Chief executive Derek Evennett confirmed that he and the board of directors would resign if the Elders deal fell through at the Extraordinary General Meeting on Monday 30 March 1987 and with the knowledge that 450 shareholders had recently rejected the board’s decision to sell to Elders Pastoral Ltd, the strength and opposition was now beginning to weigh heavily in favour of the Harris group.
On Monday morning the late summer sun shone brilliantly on the town of Hawera, but the battle lines were clearly drawn. The day of reckoning had arrived. Survival of the company now depended on the will of the farming fraternity of Taranaki, the people who had put it there in the first place. The entire Hawera Community Centre complex on Albion Street had been booked, with public address systems linking the main hall, theatre and other ancillary rooms. Unfortunately chairman Reeve Williams, who had been in failing health for some time, had been admitted to hospital the day before the meeting and was unable to attend as planned. Throughout his entire tenure as chairman he had made a huge personal contribution to the company and at this most critical time his absence was deeply regretted. Despite health problems he had gallantly agreed to continue as chairman throughout this difficult period. Peter Blyde, his deputy, who had provided the board with his unconditional support throughout what had been testing years, agreed to chair the meeting in the chairman’s absence. The incumbent directors had undoubtedly given their best efforts throughout the past decade to extricate their beloved company from its predicament, but without success. This day represented a painful experience for everyone connected with the organisation, whether they were shareholders, staff or directors. Looking back on the achievements of the Society and the glorious past, this was an almost unthinkable dilemma, but the directors were firmly of the opinion that there was no other way forward and had finally recommended to the shareholders the sale of the company.

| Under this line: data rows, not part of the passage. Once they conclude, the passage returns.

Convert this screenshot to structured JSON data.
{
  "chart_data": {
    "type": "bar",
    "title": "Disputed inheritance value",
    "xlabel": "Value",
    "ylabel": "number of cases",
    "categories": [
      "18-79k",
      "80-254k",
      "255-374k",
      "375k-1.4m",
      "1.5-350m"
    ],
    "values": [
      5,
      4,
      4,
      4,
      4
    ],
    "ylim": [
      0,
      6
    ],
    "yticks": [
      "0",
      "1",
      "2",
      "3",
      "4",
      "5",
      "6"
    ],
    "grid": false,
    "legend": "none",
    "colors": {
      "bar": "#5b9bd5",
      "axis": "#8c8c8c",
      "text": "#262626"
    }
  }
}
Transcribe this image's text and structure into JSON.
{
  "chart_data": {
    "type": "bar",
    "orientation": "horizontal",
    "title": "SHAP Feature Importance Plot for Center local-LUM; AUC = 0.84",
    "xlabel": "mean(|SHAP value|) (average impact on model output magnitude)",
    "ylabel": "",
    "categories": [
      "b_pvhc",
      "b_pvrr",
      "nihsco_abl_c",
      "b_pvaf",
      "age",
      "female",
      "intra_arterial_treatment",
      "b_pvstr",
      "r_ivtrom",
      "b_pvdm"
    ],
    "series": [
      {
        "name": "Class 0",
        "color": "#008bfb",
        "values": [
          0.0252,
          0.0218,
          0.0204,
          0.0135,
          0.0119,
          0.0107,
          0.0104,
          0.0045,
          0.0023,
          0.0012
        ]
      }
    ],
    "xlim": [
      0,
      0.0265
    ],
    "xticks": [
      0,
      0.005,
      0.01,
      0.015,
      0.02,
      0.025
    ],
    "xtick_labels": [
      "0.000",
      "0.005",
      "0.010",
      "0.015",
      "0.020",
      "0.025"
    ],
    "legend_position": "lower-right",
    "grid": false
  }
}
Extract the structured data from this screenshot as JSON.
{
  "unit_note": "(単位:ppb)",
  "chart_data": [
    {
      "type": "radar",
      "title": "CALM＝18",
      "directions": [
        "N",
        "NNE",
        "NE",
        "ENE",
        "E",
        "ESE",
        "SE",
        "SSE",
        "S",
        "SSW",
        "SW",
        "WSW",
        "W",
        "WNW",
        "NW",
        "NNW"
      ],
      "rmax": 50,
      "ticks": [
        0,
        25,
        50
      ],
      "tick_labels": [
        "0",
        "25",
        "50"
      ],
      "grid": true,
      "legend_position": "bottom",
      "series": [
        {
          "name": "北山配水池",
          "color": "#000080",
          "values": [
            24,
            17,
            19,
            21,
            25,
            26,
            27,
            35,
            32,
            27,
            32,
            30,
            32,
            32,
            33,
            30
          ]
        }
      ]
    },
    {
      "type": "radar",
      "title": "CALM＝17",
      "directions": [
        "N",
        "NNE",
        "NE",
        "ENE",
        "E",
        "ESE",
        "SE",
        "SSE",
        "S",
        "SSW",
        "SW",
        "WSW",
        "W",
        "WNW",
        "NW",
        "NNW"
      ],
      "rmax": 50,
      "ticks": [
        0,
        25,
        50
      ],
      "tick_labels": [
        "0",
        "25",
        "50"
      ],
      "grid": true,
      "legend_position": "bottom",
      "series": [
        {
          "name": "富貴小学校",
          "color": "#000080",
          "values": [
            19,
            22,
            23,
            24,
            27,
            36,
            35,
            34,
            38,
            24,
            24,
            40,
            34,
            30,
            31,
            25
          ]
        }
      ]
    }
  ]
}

The directors had initially assembled in the Society’s boardroom at the head office, on Regent Street, Hawera at 12 noon for lunch and an informal discussion before moving on to the Hawera Community Centre. The mood of the meeting was quiet, one of resignation. Gossip throughout the farming community grapevine had been relayed to the directorate and the likelihood of the recommendation to sell Elders being heavily rejected was by now almost a foregone conclusion. As they gathered together, possibly for the last time, there was a feeling of inevitability about the outcome. As they waited, Peter Blyde recalls a comment from a fellow director who captured the significance of the situation with the words: This is the last supper Peter!